An adjustment for reckless endangerment during flight is justified when the defendant recklessly created a substantial risk of death or serious bodily injury to another. USSG Sec. 3C1.2. Reckless conduct occurs when the defendant is aware of the risk he creates and the risk is such that to disregard it constitutes a gross deviation from the standard of care that a reasonable person would exercise in such a situation. USSG Sec. 2A1.4, comment. (n.1). In the district court, Faircloth flatly denied moving his truck after he was stopped, and claimed he was beaten by Findley because he took his hands off the dashboard. However, the district court credited Findley's account, and found that Faircloth had recklessly endangered the officer.

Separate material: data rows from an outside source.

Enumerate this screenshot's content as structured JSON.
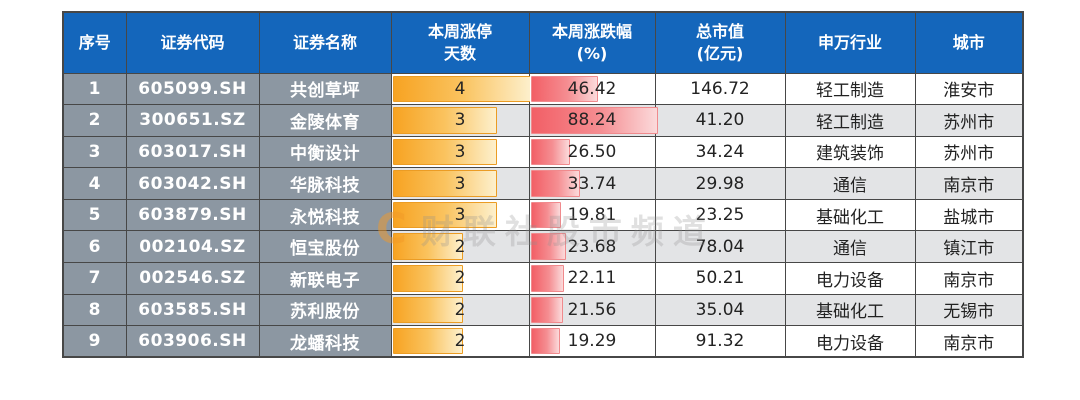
{
  "watermark": {
    "logo": "C",
    "text": "财联社股市频道"
  },
  "chart_data": {
    "type": "table",
    "headers": [
      "序号",
      "证券代码",
      "证券名称",
      "本周涨停\n天数",
      "本周涨跌幅\n(%)",
      "总市值\n(亿元)",
      "申万行业",
      "城市"
    ],
    "rows": [
      {
        "seq": "1",
        "code": "605099.SH",
        "name": "共创草坪",
        "limit_up_days": 4,
        "week_change_pct": 46.42,
        "market_cap_100m": 146.72,
        "industry": "轻工制造",
        "city": "淮安市"
      },
      {
        "seq": "2",
        "code": "300651.SZ",
        "name": "金陵体育",
        "limit_up_days": 3,
        "week_change_pct": 88.24,
        "market_cap_100m": 41.2,
        "industry": "轻工制造",
        "city": "苏州市"
      },
      {
        "seq": "3",
        "code": "603017.SH",
        "name": "中衡设计",
        "limit_up_days": 3,
        "week_change_pct": 26.5,
        "market_cap_100m": 34.24,
        "industry": "建筑装饰",
        "city": "苏州市"
      },
      {
        "seq": "4",
        "code": "603042.SH",
        "name": "华脉科技",
        "limit_up_days": 3,
        "week_change_pct": 33.74,
        "market_cap_100m": 29.98,
        "industry": "通信",
        "city": "南京市"
      },
      {
        "seq": "5",
        "code": "603879.SH",
        "name": "永悦科技",
        "limit_up_days": 3,
        "week_change_pct": 19.81,
        "market_cap_100m": 23.25,
        "industry": "基础化工",
        "city": "盐城市"
      },
      {
        "seq": "6",
        "code": "002104.SZ",
        "name": "恒宝股份",
        "limit_up_days": 2,
        "week_change_pct": 23.68,
        "market_cap_100m": 78.04,
        "industry": "通信",
        "city": "镇江市"
      },
      {
        "seq": "7",
        "code": "002546.SZ",
        "name": "新联电子",
        "limit_up_days": 2,
        "week_change_pct": 22.11,
        "market_cap_100m": 50.21,
        "industry": "电力设备",
        "city": "南京市"
      },
      {
        "seq": "8",
        "code": "603585.SH",
        "name": "苏利股份",
        "limit_up_days": 2,
        "week_change_pct": 21.56,
        "market_cap_100m": 35.04,
        "industry": "基础化工",
        "city": "无锡市"
      },
      {
        "seq": "9",
        "code": "603906.SH",
        "name": "龙蟠科技",
        "limit_up_days": 2,
        "week_change_pct": 19.29,
        "market_cap_100m": 91.32,
        "industry": "电力设备",
        "city": "南京市"
      }
    ],
    "bar_scales": {
      "limit_up_days_max": 4,
      "week_change_pct_max": 88.24
    },
    "layout": {
      "grid": "on",
      "data_bars": [
        "limit_up_days",
        "week_change_pct"
      ],
      "alt_row_shading": true
    },
    "colors": {
      "header_bg": "#1466bb",
      "header_text": "#ffffff",
      "label_bg": "#8c97a2",
      "label_text": "#ffffff",
      "row_bg": "#ffffff",
      "row_alt_bg": "#e3e4e6",
      "grid": "#474747",
      "days_start": "#f7a322",
      "days_end": "#fdf0cd",
      "days_border": "#eb9c24",
      "pct_start": "#f25f66",
      "pct_end": "#fbdadb",
      "pct_border": "#f08a8d"
    }
  }
}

On appeal, Faircloth argues that there was insufficient evidence that he did anything which could be construed as reckless endangerment, even if Findley's account is taken as true. This argument was not made in the district court, and it is reviewed under a plain error standard. United States v. Bornstein, 977 F.2d 112, 115 (4th Cir.1992). Once Faircloth began backing his truck rapidly, there was obvious danger of injury to the officer standing in the path of the open truck door. We find that the district court did not plainly err in finding that Faircloth created a substantial risk of serious bodily injury to Findley.
Last, we find no error in the district court's denial of a three-level reduction for acceptance of responsibility. The extra level may be given under section 3E1.1(b) if the court finds that the defendant has assisted authorities by timely providing complete information about his involvement in the offense to the government or by timely giving notice that he intends to plead guilty. Faircloth did neither.
Accordingly, the sentence imposed by the district court is affirmed. We dispense with oral argument because the facts and legal contentions are adequately presented in the materials before the Court and argument would not aid the decisional process.